Three Jamaican musicians who helped fashion the rocksteady sound of the 1960s, will be honoured at the May 1 Guyana International Artistic Music Awards.

Guitarist Lynford ‘Hux’ Brown, bass player Brian Atkinson and drummer Joe Isaacs, are among five Jamaicans to be honoured at the event, scheduled for the National Cultural Centre in Georgetown, the Guyana capital.

Singers Ken Boothe and Marcia Griffiths, who emerged during the 1966-68 rocksteady era, are also honourees.

Guyanese-born singer/songwriter/producer Eddy Grant is recipient of the Lifetime Achievement Award.

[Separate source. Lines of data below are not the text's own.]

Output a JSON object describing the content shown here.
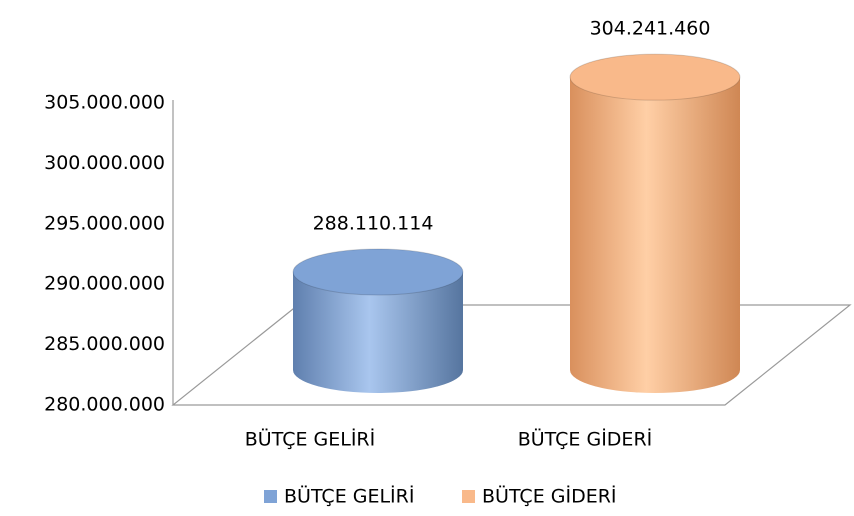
{
  "chart_data": {
    "type": "cylinder",
    "categories": [
      "BÜTÇE GELİRİ",
      "BÜTÇE GİDERİ"
    ],
    "values": [
      288110114,
      304241460
    ],
    "value_labels": [
      "288.110.114",
      "304.241.460"
    ],
    "colors": [
      "#7fa3d6",
      "#f9b98a"
    ],
    "ylim": [
      280000000,
      305000000
    ],
    "yticks": [
      {
        "value": 280000000,
        "label": "280.000.000"
      },
      {
        "value": 285000000,
        "label": "285.000.000"
      },
      {
        "value": 290000000,
        "label": "290.000.000"
      },
      {
        "value": 295000000,
        "label": "295.000.000"
      },
      {
        "value": 300000000,
        "label": "300.000.000"
      },
      {
        "value": 305000000,
        "label": "305.000.000"
      }
    ],
    "legend": "bottom"
  }
}
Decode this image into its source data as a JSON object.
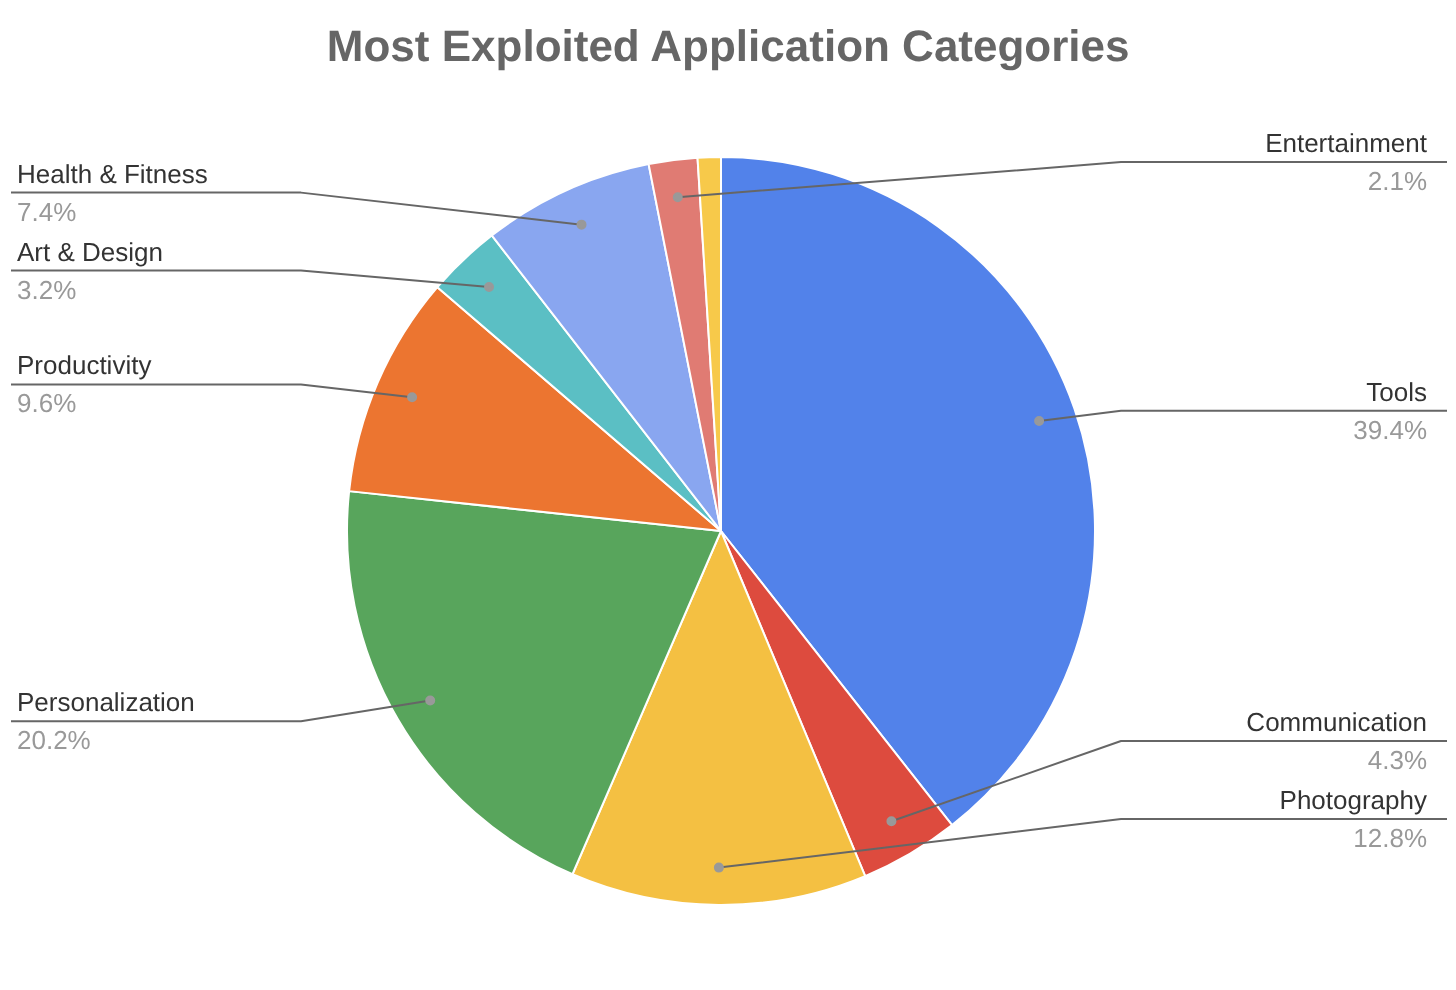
{
  "chart_data": {
    "type": "pie",
    "title": "Most Exploited Application Categories",
    "categories": [
      "Tools",
      "Communication",
      "Photography",
      "Personalization",
      "Productivity",
      "Art & Design",
      "Health & Fitness",
      "Entertainment",
      null
    ],
    "values": [
      39.4,
      4.3,
      12.8,
      20.2,
      9.6,
      3.2,
      7.4,
      2.1,
      1.0
    ],
    "value_labels": [
      "39.4%",
      "4.3%",
      "12.8%",
      "20.2%",
      "9.6%",
      "3.2%",
      "7.4%",
      "2.1%",
      null
    ],
    "colors": [
      "#5282ea",
      "#dd4b3e",
      "#f4c042",
      "#58a55c",
      "#ec7530",
      "#5bbfc4",
      "#89a6f0",
      "#e07b73",
      "#f7c94a"
    ]
  }
}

Calypsonian Lord Canary, reggae singer Natural Black, and Lord Nelson — a Trinidadian calypsonian — will also be honoured.

It is a rare award for Atkinson, who has lived in Ontario, Canada, for over 40 years.

“It’s hard to believe. I’m a bit perplexed, owing to the fact that it is coming from another country and not Jamaica,” he told the Jamaica Observer.

Atkinson played on some of rocksteady’s biggest hits including Boothe’s Puppet On A String and Train Is Coming; Dancing Mood by Delroy Wilson; 007 (Shantytown) by Desmond Dekker and Bob Andy’s I’ve Got To Go Back Home.

Isaacs made his name at producer Clement ‘Coxsone’ Dodd’s Studio One, starting as a 15-year-old in 1966.

Like Atkinson, he migrated to Canada in the early 1970s. He is also pleased with the overdue recognition.

“This means everything to me. All my time in Jamaica I’ve never got anything and these guys from Guyana are aware that we made this great music,” he said.

The Train Is Coming, Johnny Nash’s Hold Me Tight, Feel Like Jumping by Griffiths and Toots and The Maytals’ 54-46 are among the many classic songs Isaacs played.

Brown was a top session musician during the mid and late 1960s. He played on a number of Toots and The Maytals hit songs including Pressure Drop, 54-46 and Funky Kingston.

The Guyana International Artistic Music Awards follows the Guyana Music Fest which is down for the National Stadium in Georgetown, on April 30. The latter features a number of top Guyanese artistes celebrating their country’s 50th year of independence from Great Britain.